The very definition of the real becomes that of which it is possible to give an equivalent reproduction. This is contemporaneous with a science that postulates that a process can be perfectly reproduced in a set of given conditions, and also with the industrial rationality that postulates a universal system of equivalency. At the limit of this process of reproductibility, the real is not only what can be reproduced, but that which is always already reproduced. The hyperreal.

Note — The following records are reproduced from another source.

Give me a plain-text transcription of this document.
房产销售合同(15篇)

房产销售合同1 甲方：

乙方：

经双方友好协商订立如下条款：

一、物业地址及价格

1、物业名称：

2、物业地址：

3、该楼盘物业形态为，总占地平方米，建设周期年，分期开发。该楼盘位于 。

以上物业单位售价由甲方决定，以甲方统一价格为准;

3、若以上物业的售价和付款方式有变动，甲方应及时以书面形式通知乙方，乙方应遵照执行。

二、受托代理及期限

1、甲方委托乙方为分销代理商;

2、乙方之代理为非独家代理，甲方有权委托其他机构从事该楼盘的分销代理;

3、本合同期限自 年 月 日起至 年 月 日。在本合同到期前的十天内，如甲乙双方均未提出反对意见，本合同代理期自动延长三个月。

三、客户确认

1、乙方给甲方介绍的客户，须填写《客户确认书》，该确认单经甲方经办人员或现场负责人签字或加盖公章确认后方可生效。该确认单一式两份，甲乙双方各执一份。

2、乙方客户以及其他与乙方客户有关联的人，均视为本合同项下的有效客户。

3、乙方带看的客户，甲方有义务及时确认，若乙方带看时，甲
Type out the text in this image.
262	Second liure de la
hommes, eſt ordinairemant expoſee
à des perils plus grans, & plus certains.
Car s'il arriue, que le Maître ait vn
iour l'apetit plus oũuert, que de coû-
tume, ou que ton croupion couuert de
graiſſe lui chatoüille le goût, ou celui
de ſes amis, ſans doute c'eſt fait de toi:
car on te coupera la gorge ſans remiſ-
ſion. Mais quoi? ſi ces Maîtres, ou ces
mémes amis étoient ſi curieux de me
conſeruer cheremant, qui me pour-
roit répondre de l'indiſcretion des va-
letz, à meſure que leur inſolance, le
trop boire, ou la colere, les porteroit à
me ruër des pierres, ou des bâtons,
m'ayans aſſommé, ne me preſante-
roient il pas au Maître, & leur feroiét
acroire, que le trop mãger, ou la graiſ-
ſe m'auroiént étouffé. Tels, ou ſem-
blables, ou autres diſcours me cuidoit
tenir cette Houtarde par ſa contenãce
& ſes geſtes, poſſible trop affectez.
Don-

There used to be, before, a specific class of allegorical and slightly diabolical objects: mirrors, images, works of art (concepts?) simulacra, but transparent and manifest (you didn't confuse the counterfeit with the original), that had their characteristic style and savoir faire. And pleasure consisted then rather in discovering the "natural" in what was artificial and counterfeit. Today, when the real and the imaginary are confused in the same operational totality, the esthetic fascination is everywhere. It is a subliminal perception (a sort of sixth sense) of deception, montage, scenaria of the overexposed reality in the light of the models no longer a production space, but a reading strip, strip of coding and decoding, magnetized by the signs---esthetic reality---no longer by the premediation and the distance of art, but by its elevation to the second level, to the second power, by the anticipation and the immanence of the code. A kind of non-intentional parody hovers over everything, of technical simulation, of indefinable fame to which is attached an esthetic pleasure, that very one of reading and of the rules of the game. Traveling of signs, the media, of fashion and the models, of the blind and brilliant ambiance of the simulacra.

A long time ago art prefigured this turning which is that today of daily life.

---Jean Baudrillard. Simulations. Simiotext(e), 1983, 23-26.